Я улыбнулась и завалилась куда-то набок, прижимая к себе клюку родимую.

В тот же миг рухнул купол, впуская в мой лес свет солнечный. И запели птицы. Заревели медведи. Завыли волки. Застрекотали кузнечики. Лес радовался, лес пел о победе, лес не хотел думать о том, насколько близок он был к гибели.

— Веся, — донесся до меня голос любимый, — а где чародеи?

— Бегут, — прошептала я, почти засыпая.

— Бегут? — переспросил Агнехран. — И долго они бежать будут?

— Доооолго, — никогда не думала, что клюка в качестве подушки, это так удобственно, — очень долго… На тропу заповедную ступить не сложно, а вот сойти с нее…

И на этом провалилась я в сон, ибо сил моих уже не было. Их давно уже не было, на одном упрямстве держалась.

***

— Быстрее! Ну же! Это не замкнутый круг, а всего лишь тропа Заповедная. Если ускоримся до скорости бега зверя лесного, сможем с нее соскочить! — крикнул задыхающимся спутникам злодейский чародей.

Одна недоведьма в статусе лесной ведуньи коварно улыбнулась, и крепче обняв клюку, пожелала чародеям сил там побольше, настойчивости, веры в себя. Просто ведунья в отличие от чародеев была в курсе, что примерно так с полгода назад, мы с лешенькой слегка поэкспериментировали, и теперича у меня в лесу имелась тропа «Замкнутый круг», и тропа «Змейка извилистая», а еще тропа «Высокогорная каменистая», и «Бродоречковая» и какая-то там еще, я во сне не очень помню.

— Затейница ты у меня, — прошептал кто-то нежно у самого уха, и крепче обнял.
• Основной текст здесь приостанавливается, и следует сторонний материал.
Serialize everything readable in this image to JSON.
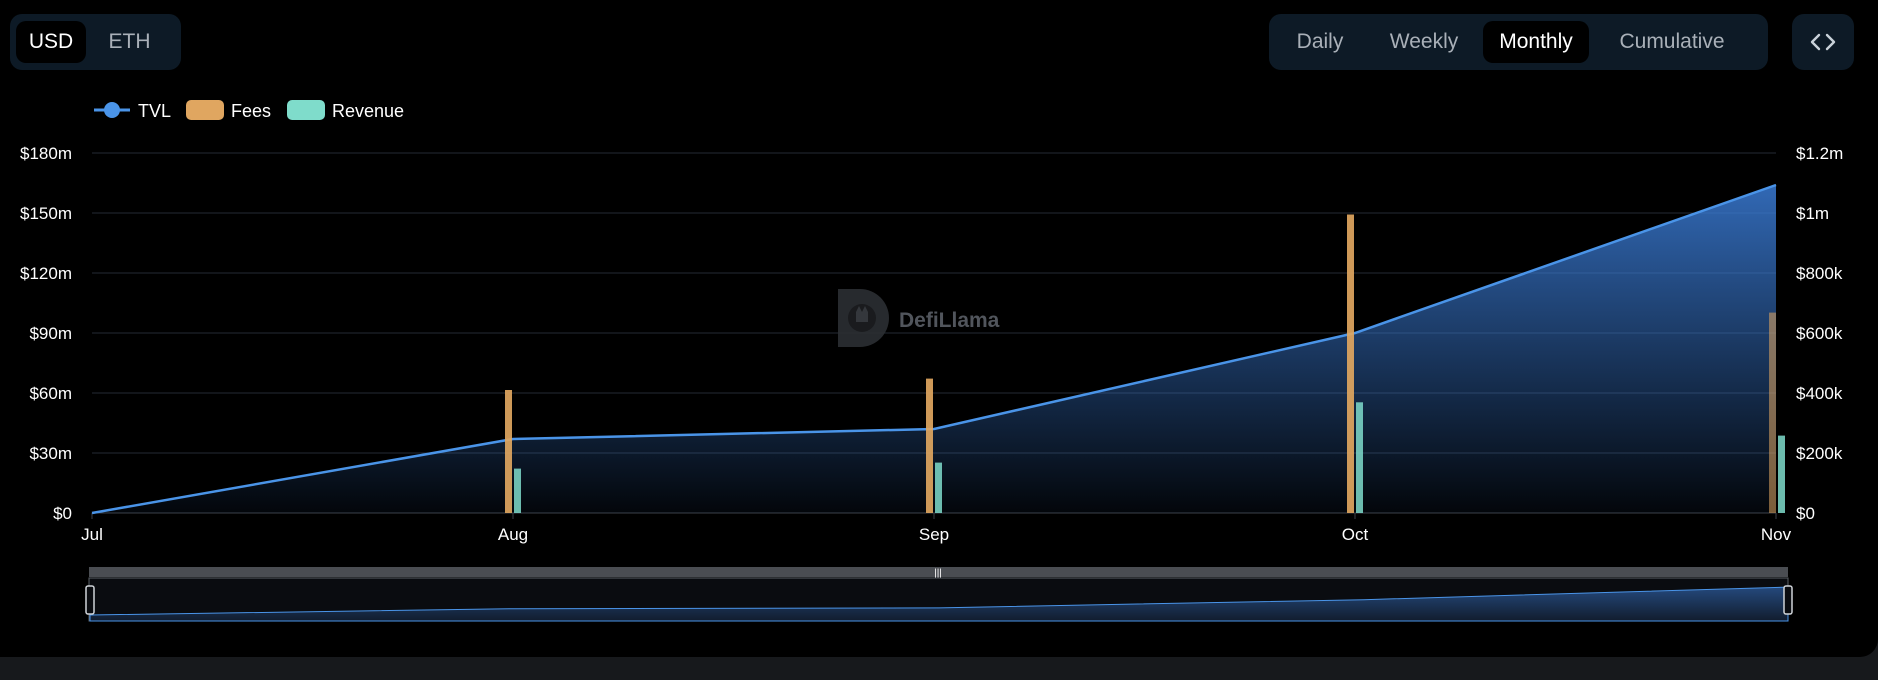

Со мной спит. Как леший меня в Сосновый бор принес, так следом пришел, меня сонную водой напоил, за что благодарность ему особая, и вот теперь спит. Прямо на земле, потому как мне на матрас или покрывало сейчас нельзя, контакт с почвой надобен, от того плащом своим укрыл, рядом лег, обнял и теперь спит. Проснулся на миг, когда чародеи мимо нас в пятый раз пробегали, и снова заснул.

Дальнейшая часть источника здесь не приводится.